As a business owner, you have two sale options available to you when it’s time for you to leave the business – internal transfer or external transfer.
Internal transfers give you the opportunity to sell to family, management, or a group of employees. An external transfer is a sale to a buyer that’s not affiliated with your business. Which is right for you? These are the key elements of an external sale to help inform your decision.
Basics of an external transfer
An external transfer is a sale to a strategic buyer or a financial buyer. This could be a large company within your industry or a private equity firm. You have a couple options to execute the sale.
- You could consult with your network of professional advisors – lawyers, accountants, business valuation experts, financial advisors, bankers – to help prepare for the sale, structure the deal, identify a suitable buyer, and more.
- Or you could work with an investment banker or broker to market your company. They may approach select buyers quietly or people within your network. They may also notify the public to inspire interest and attract more buyers.
Nine factors to consider
Depending on your goals and plans for retirement, some of the following factors may strike you as a pro or con. Take note of each factor and how you rank the risks, benefits, etc. to help you determine whether this is the right option for you.
In an external transfer:
- Generally, business value is maximized.
- The cash you earn from the sale could be in the form of a lump sum or earn out.
- Your company’s brand is now in the hands of the buyer.
- Any future success is based on the condition of your company at the time of the sale and the buyer’s capabilities.
- There is an extensive due diligence period. If your company is in great shape, this process could take six months or more. If your company is not in great form, it will likely take longer.

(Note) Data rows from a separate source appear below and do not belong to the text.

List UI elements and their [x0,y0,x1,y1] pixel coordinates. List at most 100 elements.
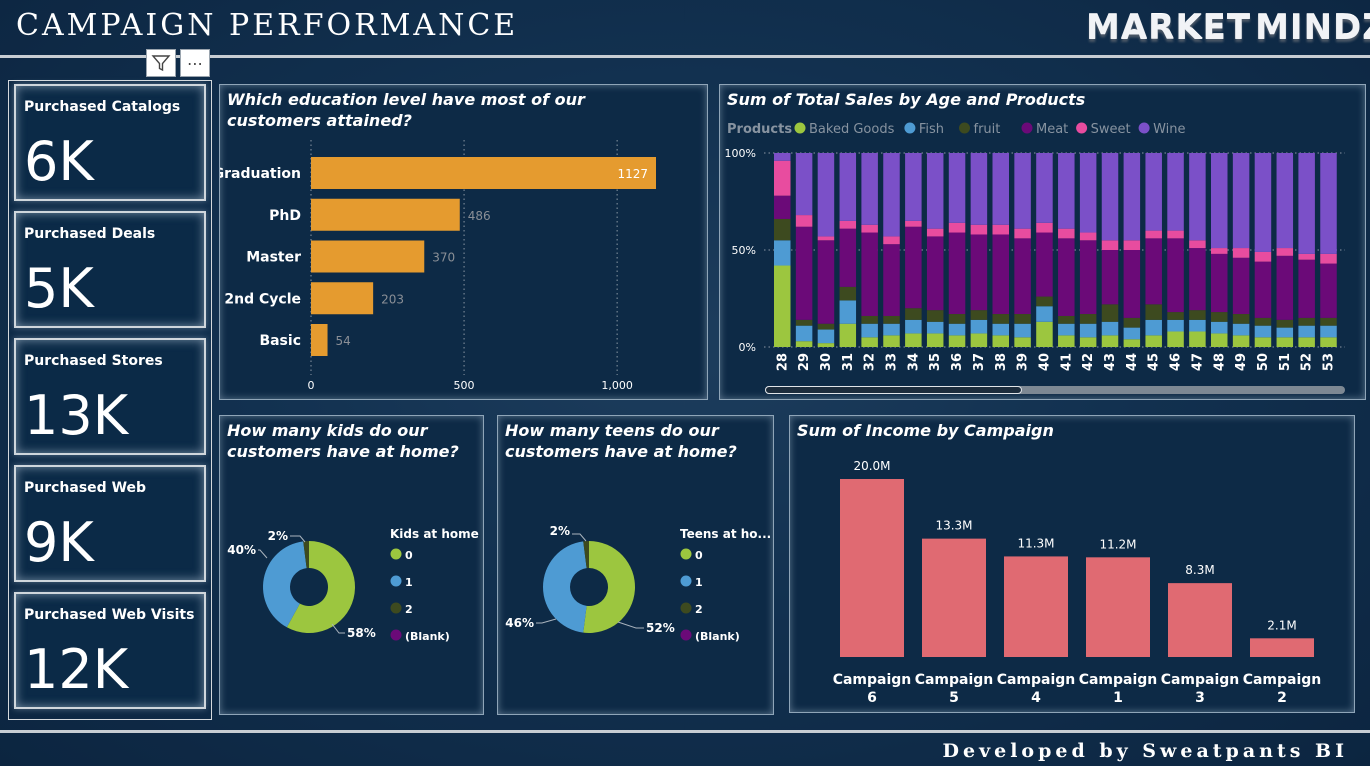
bar-segment [1123,317,1141,328]
legend-marker [390,602,402,614]
bar [1004,556,1068,657]
kpi-value: 9K [24,511,94,574]
x-tick-label: 2 [1277,690,1287,706]
horizontal-scrollbar-track[interactable] [765,386,1345,394]
data-label: 486 [468,209,491,223]
bar-segment [1298,317,1315,326]
kpi-card-web[interactable]: Purchased Web 9K [14,465,206,582]
kpi-card-deals[interactable]: Purchased Deals 5K [14,211,206,328]
bar-segment [992,153,1009,225]
bar-segment [1079,240,1097,315]
bar-segment [1320,263,1337,318]
x-tick-label: 33 [885,353,900,371]
bar-segment [1189,310,1206,320]
bar-segment [774,195,791,219]
bar-segment [817,343,835,347]
kids-donut-panel[interactable]: How many kids do our customers have at h… [219,415,484,715]
teens-donut-panel[interactable]: How many teens do our customers have at … [497,415,774,715]
bar-segment [774,153,791,161]
income-chart-panel[interactable]: Sum of Income by Campaign 20.0M Campaign 6… [789,415,1355,713]
x-tick-label: 1,000 [601,379,633,392]
bar-segment [1276,153,1294,249]
kpi-label: Purchased Deals [24,226,156,242]
x-tick-label: 0 [308,379,315,392]
x-tick-label: 36 [950,353,965,371]
legend-label: Baked Goods [809,122,895,137]
legend-marker [680,629,692,641]
bar-segment [817,153,835,237]
bar-segment [970,319,988,334]
kpi-card-web-visits[interactable]: Purchased Web Visits 12K [14,592,206,709]
kpi-label: Purchased Stores [24,353,163,369]
donut-slice [303,541,309,569]
filter-button[interactable] [146,49,176,77]
x-tick-label: 45 [1147,353,1162,371]
legend-label: 1 [695,576,703,589]
x-tick-label: 31 [841,353,856,371]
bar-segment [1101,304,1119,322]
more-options-button[interactable]: ⋯ [180,49,210,77]
leader-line [290,535,306,543]
bar-segment [1036,321,1053,347]
bar-segment [883,153,900,237]
horizontal-scrollbar-thumb[interactable] [765,386,1022,394]
x-tick-label: 46 [1169,353,1184,371]
bar [311,198,460,231]
bar-segment [1211,312,1228,322]
bar-segment [1014,228,1031,239]
bar-segment [1036,153,1053,223]
bar-segment [883,236,900,245]
bar-segment [905,333,922,347]
bar-segment [1276,255,1294,320]
bar-segment [1101,321,1119,336]
donut-slice [286,541,355,633]
bar-segment [861,232,878,316]
kpi-card-catalogs[interactable]: Purchased Catalogs 6K [14,84,206,201]
x-tick-label: 39 [1016,353,1031,371]
bar-segment [992,234,1009,315]
legend-label: (Blank) [405,630,450,643]
bar-segment [817,240,835,324]
age-products-chart-panel[interactable]: Sum of Total Sales by Age and Products P… [719,84,1366,400]
kpi-card-stores[interactable]: Purchased Stores 13K [14,338,206,455]
bar-segment [1058,153,1075,229]
bar-segment [1036,222,1053,233]
data-label: 54 [336,334,351,348]
education-chart-panel[interactable]: Which education level have most of our c… [219,84,708,400]
bar-segment [992,335,1009,347]
bar-segment [992,323,1009,336]
donut-slice [583,541,589,569]
x-tick-label: Campaign [997,672,1076,688]
bar-segment [948,323,966,336]
kpi-label: Purchased Web Visits [24,607,195,623]
bar-segment [839,323,857,347]
bar-segment [795,325,813,342]
bar-segment [1101,335,1119,347]
legend-marker [904,122,916,134]
bar-segment [1189,331,1206,347]
bar-segment [1167,153,1184,231]
bar-segment [774,160,791,196]
legend-marker [794,122,806,134]
data-label: 2% [268,529,288,543]
bar-segment [774,265,791,347]
bar-segment [1211,333,1228,347]
x-tick-label: 500 [454,379,475,392]
legend-title: Teens at ho... [680,527,771,541]
bar-segment [1079,323,1097,338]
bar-segment [1232,323,1250,336]
bar-segment [1058,335,1075,347]
legend-marker [1138,122,1150,134]
bar [311,282,374,315]
bar-segment [839,286,857,301]
bar-segment [1211,253,1228,313]
bar [840,479,904,657]
x-tick-label: 50 [1256,353,1271,371]
bar-segment [1298,337,1315,347]
bar-segment [1123,240,1141,250]
bar-segment [1014,153,1031,229]
bar-segment [1211,248,1228,254]
bar-segment [839,300,857,324]
bar-segment [795,341,813,347]
bar-segment [1276,337,1294,347]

- Buyers typically want a low price for high quality and minimal risk.
- You face some significant risks. You may have to assume all liabilities in an asset deal. And, if your sale is public knowledge, it could disrupt your business, employees, business partnerships, etc.

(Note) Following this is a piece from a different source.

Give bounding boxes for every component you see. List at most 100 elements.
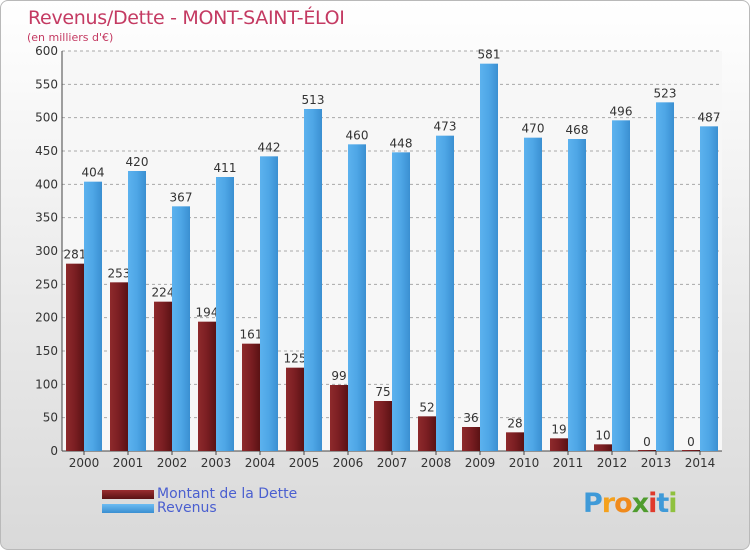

- You could be retained for three to five years in a consulting role.
- Costs may be high as many professionals will be involved – brokers, lawyers, CPAs, etc.
Key questions to ask
1. Can my business function without me?
If your business needs you to stick around to train new management, shore up business partnerships, and keep the brand equity strong – this type of sale may be tricky. Prospective buyers may not want to retain you.
This could be the right fit, if you trust your business can make it on its own.
2. How many potential buyers are out there?
If buyers are scarce and you need to sell quickly, an external transfer may be hard to execute. You could have better luck selling to a family member or group of current employees.
Succession planning takes time. You need to know which sale factors matter most to you and how they impact your transition, buyer selection, and terms of the deal.
Consult with your professional team years in advance to make sure you’re on the right path.